April 22, 2010 10:12 AM   Subscribe

Can you help me with an Excel question?

I have an Excel spreadsheet.  Each row represents a customer.  Columns include customer ID, then each product that customer uses.  Sometimes a customer uses 2 of a product.  Each product column contains either the number of that product the customer uses, or a zero.  I need the easiest way to figure out something like this:  For customers who only have one product, the commonest product is A (ok, that one’s easy).  For customers who have 2 *different* products, the commonest products are A and B.  There are 70 products.  I think that to be useful, I would want to blow this out through about 20 of these products.  I would appreciate any help!
posted by ersatzkat to Computers & Internet (13 answers total) 7 users marked this as a favorite
You want the LARGE() function. It is like MAX() but allows you to specify the 2nd largest or 3rd largest (or nth largest) number in an array. Make sure to use CTRL+SHIFT+ENTER when you input the formula.

If your Customer ID is in col A, and each of your 70 products are in rows B through XX, and your first Customer is in row 2, you want this function:

=LARGE(B2:XX2,1) will return the largest number
=LARGE(B2:XX2,2) will return the second-largest number, etc
posted by jckll at 10:25 AM on April 22, 2010 [2 favorites]

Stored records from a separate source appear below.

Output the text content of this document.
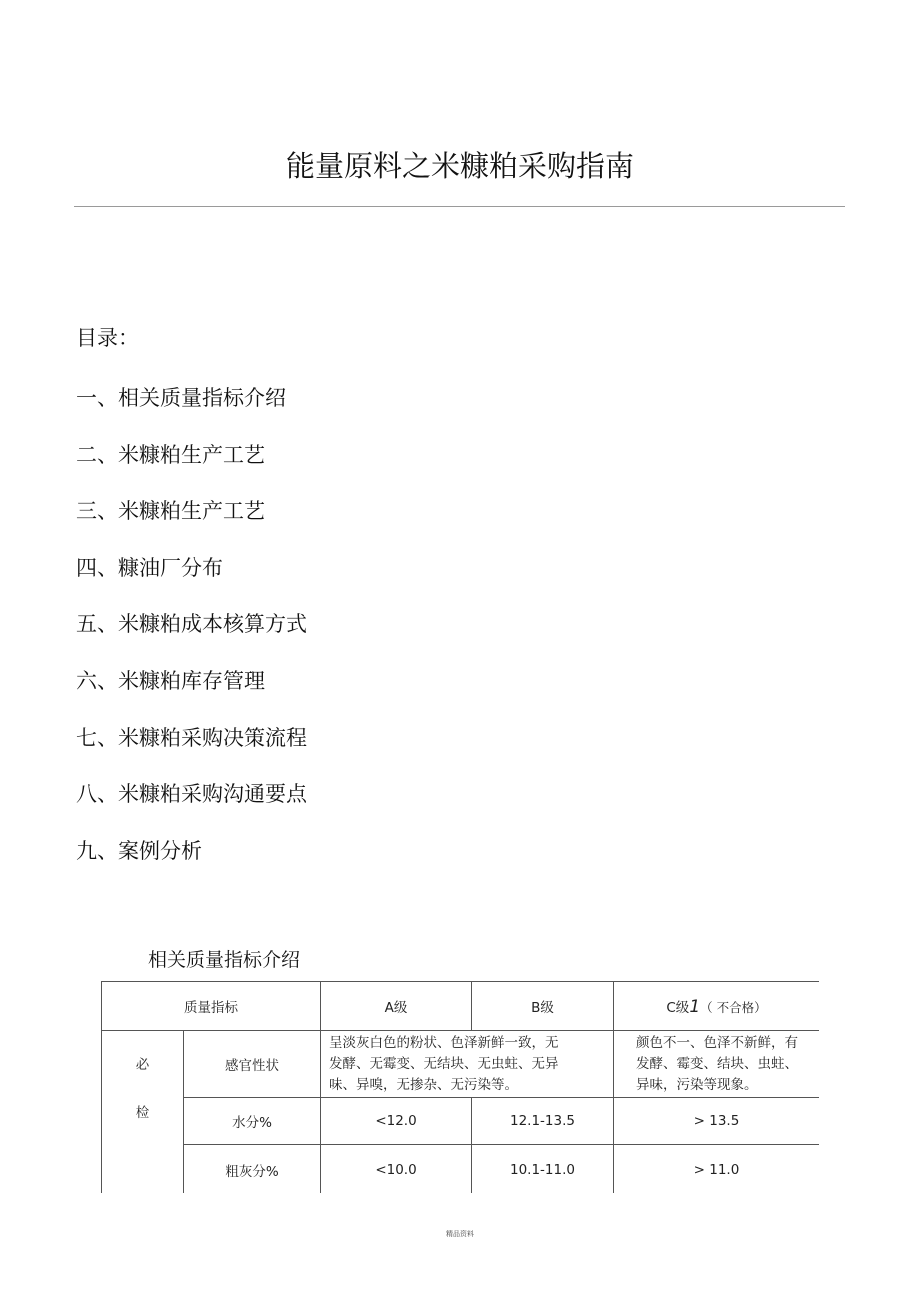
能量原料之米糠粕采购指南
目录：
一、相关质量指标介绍
二、米糠粕生产工艺
三、米糠粕生产工艺
四、糠油厂分布
五、米糠粕成本核算方式
六、米糠粕库存管理
七、米糠粕采购决策流程
八、米糠粕采购沟通要点
九、案例分析
相关质量指标介绍
质量指标		A级	B级	C级1（ 不合格）
必
检	感官性状	呈淡灰白色的粉状、色泽新鲜一致，无发酵、无霉变、无结块、无虫蛀、无异味、异嗅，无掺杂、无污染等。		颜色不一、色泽不新鲜，有发酵、霉变、结块、虫蛀、异味，污染等现象。
	水分%	<12.0	12.1-13.5	> 13.5
	粗灰分%	<10.0	10.1-11.0	> 11.0
精品资料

and each of your 70 products are in rows columns B through XX
posted by jckll at 10:26 AM on April 22, 2010

Here I was thinking of some really complex way to solve this using COUNTIF and COUNTBLANK and whatnot. jckll, that is cool. I learnt something new today.
posted by thewildgreen at 11:10 AM on April 22, 2010

Apologies if I'm being thick-headed or not plain (and I do appreciate you taking the time to look at this). When I applied this function, it gives the me largest number (or second- or third-largest) in each customer row. What I'm trying to get to is information across all customers. Say I have a list of customers, and they all have some combination of fruits - apples, bananas, oranges, and pears. I need to know what's the commonest fruit amongst all customers. We'll say apples. That's easy for me to get to because all I have to do is total each fruit column. But for every customer that has apples AND another fruit, what's the second commonest fruit? Then third, then fourth.

In my head, it sounds all professorial and sense-making - "For customers who have only one fruit, the most common fruit is apples. For customers who have two fruits, the most common fruits are apples and pears. For customers who have three fruits, etc".

Either I don't know how to apply the function that you've so kindly shared, or I don't know how to articulate what I'm really trying to get to. It's been a trying day, I apologize if I'm sending folks 'round the way for something that's really simple.
posted by ersatzkat at 4:54 PM on April 22, 2010

How are you defining "commonest"? For example, say you have the following situation:
Customer Apples Oranges Bananas
A          1000       0       0
B             0       1       0
C             0       2       0
In this case, all customers have exactly one fruit. Is the most common fruit Apple (because it occurs 1000 times) or is the most common fruit Orange (because it occurs between two customers)?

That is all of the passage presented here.